3: Wait until someone from your party dozes off while fishing down by the lake. Sneak up on him or her, and gently place the hook from their line in their mouth. Then shake them awake and shout hurry pull!! You got a big one!! Their knee jerk reaction will set the hook and provide hours of entertainment as they struggle to remove the hook from their lip with a pair of combination tweezers, saw, spoon and mini wrench tool.

4: Wait until all have left camp for the day. Then drag all the tents aside and dig deep pits beneath every one of them. Line the bottoms of the pits with sharpened stakes. Once you are done, move the tents back into place. This is a fun spin on the old Russian Rulet game, the first one to crawl back into their tent plunges head first onto the stakes!! (GOTCHA!!) All are sure to find this very funny.

5: Use a syringe to pump gasoline into all the marshmallows.
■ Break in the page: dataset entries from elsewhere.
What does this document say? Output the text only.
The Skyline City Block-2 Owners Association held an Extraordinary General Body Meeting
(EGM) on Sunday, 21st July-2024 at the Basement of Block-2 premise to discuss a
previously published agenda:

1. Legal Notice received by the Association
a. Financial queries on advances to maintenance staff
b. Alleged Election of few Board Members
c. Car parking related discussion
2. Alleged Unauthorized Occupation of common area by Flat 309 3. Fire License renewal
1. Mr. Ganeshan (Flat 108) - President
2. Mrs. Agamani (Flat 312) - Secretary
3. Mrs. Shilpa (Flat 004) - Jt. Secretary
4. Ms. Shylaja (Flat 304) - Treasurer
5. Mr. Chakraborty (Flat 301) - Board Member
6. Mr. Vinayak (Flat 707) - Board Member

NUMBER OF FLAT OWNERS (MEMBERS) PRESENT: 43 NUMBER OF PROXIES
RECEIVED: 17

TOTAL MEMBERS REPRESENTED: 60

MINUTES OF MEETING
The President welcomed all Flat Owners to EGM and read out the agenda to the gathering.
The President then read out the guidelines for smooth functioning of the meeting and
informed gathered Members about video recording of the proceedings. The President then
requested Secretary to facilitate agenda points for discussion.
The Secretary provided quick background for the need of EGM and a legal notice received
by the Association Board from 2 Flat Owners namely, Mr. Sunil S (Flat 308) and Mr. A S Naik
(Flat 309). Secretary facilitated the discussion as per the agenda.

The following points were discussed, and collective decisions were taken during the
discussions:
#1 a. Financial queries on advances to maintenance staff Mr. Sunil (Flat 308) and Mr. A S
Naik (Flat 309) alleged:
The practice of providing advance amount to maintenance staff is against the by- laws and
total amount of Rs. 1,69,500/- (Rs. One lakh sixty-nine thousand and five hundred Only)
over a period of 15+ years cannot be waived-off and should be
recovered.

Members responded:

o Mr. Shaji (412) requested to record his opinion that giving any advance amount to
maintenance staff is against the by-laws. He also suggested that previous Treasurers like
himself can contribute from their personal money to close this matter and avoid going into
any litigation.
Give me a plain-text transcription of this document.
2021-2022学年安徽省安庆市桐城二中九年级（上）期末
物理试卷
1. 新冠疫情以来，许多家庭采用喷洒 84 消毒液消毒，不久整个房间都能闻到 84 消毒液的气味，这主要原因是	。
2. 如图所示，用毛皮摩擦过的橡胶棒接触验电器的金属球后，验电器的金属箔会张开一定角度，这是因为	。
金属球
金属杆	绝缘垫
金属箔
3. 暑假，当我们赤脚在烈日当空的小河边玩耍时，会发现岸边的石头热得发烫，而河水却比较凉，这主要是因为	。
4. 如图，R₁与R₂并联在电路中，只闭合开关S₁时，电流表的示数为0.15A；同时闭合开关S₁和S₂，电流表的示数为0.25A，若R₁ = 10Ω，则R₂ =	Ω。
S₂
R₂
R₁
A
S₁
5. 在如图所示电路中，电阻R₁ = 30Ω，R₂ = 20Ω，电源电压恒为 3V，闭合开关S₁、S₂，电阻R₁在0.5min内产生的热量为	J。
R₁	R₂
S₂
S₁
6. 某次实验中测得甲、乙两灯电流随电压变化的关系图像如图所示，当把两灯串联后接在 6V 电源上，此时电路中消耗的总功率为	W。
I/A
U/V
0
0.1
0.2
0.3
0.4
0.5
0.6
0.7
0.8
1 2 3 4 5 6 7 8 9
Sit way back when it comes time for roasting, and have fun watching everyone get burning napalmy marshmallow goo blasted into their faces.
( Kids find this joke especially funny)

6: Transplant a nest of yellow jackets in to your buddy’s guitar before he hauls it out to play around the camp fire. They’ll be asleep at night, but a few good strums will wake them up in a hurry!
If you can get a friend who is allergic to bees this gag is even funnier. Then as a side gag, you can replace their life saving Epinephrine shot with a syringe that contains pancake syrup.

So you see friends, the woods don’t have to be a hopelessly boring place, with a little imagination camping can be loads of fun for all ages!!